Juanito has been going to school since he was three years old. He will never erase the memory of his teachers, Miss Brígida and, above all, Miss Conchita, daughter of the milkmaid who lives in front of his house. It is she who accompanies him every day to the Piarist school, Can Culapi, in the Ronda de Sant Antoni. Conchita remembers him crawling and always getting dirty on the floor. His mother cleans him and changes his clothes. He is a naughty and restless boy. As they walk to school, hand in hand, he asks her about the letters on store signs and tram announcements and, sentence by sentence, she learns to read in the middle of the street. This teacher is an exception within the rigidity of those religious who imposed daily mass on the students.

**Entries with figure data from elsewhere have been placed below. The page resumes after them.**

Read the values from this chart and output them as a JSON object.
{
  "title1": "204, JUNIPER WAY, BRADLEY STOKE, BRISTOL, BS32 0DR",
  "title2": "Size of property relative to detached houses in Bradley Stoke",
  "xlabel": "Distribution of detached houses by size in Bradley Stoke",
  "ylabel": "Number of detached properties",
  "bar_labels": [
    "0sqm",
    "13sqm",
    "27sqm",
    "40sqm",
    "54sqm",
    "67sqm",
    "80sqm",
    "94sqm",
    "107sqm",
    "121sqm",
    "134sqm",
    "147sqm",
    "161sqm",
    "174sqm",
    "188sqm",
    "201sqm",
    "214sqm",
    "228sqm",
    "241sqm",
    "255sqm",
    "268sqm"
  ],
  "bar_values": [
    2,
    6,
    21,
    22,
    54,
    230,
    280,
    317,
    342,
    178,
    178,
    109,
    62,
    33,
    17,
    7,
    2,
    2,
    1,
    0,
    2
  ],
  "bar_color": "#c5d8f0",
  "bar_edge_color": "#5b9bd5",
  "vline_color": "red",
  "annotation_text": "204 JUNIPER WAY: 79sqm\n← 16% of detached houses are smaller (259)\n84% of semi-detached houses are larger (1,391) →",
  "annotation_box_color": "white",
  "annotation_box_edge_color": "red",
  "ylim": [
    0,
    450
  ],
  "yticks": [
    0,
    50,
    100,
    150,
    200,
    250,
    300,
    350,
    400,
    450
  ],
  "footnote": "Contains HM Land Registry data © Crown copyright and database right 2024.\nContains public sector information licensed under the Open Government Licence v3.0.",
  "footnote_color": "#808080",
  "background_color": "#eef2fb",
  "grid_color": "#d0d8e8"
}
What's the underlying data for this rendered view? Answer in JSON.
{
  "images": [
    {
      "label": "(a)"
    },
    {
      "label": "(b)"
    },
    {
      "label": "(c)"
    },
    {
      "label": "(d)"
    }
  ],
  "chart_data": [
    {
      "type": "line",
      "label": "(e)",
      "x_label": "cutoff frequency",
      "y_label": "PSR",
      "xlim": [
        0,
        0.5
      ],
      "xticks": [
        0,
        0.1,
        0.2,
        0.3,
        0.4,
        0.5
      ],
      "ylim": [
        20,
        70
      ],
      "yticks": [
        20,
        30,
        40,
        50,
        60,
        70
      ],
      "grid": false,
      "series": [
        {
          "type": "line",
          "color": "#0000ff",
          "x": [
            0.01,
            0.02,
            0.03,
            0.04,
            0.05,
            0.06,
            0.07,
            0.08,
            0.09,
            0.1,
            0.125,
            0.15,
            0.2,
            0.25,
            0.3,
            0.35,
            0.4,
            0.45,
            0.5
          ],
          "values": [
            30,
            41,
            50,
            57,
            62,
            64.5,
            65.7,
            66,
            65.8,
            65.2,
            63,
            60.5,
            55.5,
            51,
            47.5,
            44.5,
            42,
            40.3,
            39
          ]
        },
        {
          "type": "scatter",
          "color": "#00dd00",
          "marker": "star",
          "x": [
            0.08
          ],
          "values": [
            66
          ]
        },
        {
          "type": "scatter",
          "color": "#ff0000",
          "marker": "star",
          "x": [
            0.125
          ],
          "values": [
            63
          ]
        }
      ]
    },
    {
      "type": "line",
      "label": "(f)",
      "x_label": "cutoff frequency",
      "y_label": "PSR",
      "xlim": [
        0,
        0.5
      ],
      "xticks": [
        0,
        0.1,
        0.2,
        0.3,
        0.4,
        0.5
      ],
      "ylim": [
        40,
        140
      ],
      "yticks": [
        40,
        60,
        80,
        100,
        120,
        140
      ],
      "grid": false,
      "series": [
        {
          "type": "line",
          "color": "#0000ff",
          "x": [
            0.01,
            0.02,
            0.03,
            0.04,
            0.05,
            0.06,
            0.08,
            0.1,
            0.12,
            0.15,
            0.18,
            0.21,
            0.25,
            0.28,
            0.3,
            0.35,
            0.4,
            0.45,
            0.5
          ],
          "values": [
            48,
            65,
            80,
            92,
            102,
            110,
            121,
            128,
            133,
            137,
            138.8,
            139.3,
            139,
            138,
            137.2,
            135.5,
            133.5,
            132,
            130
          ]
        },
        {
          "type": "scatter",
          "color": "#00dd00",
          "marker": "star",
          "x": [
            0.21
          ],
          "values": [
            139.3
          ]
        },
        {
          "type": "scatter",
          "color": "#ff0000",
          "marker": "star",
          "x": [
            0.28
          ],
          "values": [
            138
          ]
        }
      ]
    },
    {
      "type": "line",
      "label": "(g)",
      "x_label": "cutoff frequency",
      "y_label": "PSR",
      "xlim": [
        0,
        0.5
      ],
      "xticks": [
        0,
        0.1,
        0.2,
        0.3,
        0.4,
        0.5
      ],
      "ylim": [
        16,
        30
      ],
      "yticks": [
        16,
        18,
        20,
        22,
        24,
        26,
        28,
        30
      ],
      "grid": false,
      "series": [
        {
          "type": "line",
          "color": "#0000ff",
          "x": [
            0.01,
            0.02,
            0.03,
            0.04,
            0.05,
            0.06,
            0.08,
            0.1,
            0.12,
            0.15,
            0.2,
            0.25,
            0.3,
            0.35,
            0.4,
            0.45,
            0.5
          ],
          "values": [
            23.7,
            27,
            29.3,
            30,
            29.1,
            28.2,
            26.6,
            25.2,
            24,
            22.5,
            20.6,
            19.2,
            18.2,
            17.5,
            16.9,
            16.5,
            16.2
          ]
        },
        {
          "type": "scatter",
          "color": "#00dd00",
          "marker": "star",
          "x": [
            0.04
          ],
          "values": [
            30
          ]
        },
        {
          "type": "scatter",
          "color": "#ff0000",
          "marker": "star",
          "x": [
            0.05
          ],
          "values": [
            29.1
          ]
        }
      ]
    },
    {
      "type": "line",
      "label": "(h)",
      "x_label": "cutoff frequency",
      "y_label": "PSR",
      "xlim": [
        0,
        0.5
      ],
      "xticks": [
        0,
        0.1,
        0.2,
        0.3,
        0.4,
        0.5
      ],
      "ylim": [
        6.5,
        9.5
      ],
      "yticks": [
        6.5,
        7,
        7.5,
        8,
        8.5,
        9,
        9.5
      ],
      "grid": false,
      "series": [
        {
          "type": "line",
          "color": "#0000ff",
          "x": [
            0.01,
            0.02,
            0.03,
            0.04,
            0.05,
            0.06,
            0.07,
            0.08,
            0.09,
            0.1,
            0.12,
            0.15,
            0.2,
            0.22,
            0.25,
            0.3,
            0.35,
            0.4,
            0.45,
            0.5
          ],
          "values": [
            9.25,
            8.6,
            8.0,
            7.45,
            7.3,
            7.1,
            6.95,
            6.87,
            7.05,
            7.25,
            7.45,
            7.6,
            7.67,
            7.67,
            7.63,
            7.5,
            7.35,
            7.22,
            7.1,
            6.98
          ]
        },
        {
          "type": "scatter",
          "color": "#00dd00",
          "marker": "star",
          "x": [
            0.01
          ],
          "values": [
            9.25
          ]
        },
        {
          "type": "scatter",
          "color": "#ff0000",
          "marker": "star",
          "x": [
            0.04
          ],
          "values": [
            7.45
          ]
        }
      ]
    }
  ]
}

An adult Serrat will collect his school memories in “Cançó per a la meva mestra”, focused on the National Catholicism of his childhood. There is the classroom, presided over by the crucifix between the portrait of the dictator and that of José Antonio, the blackboard, the chalk, the smells, while the child fixes his gaze on the teacher’s tight knees. Without a doubt, the passage of time allows the artist to create a nostalgic song of those moments. The school environment, however, contrasts with that at home. Among their people they talk openly about the war. This bitter postcard will always be present in the family’s memory, since the mother and father have suffered personally and that of their predecessors the most atrocious reprisals. The so-called “uprising” by the victors leaves an indelible mark on the singer, a tireless defender of humanitarian causes, a supporter from birth. Art, for him, has always been a cry from the courtyard of consciousness. It is sung both to cry and to laugh.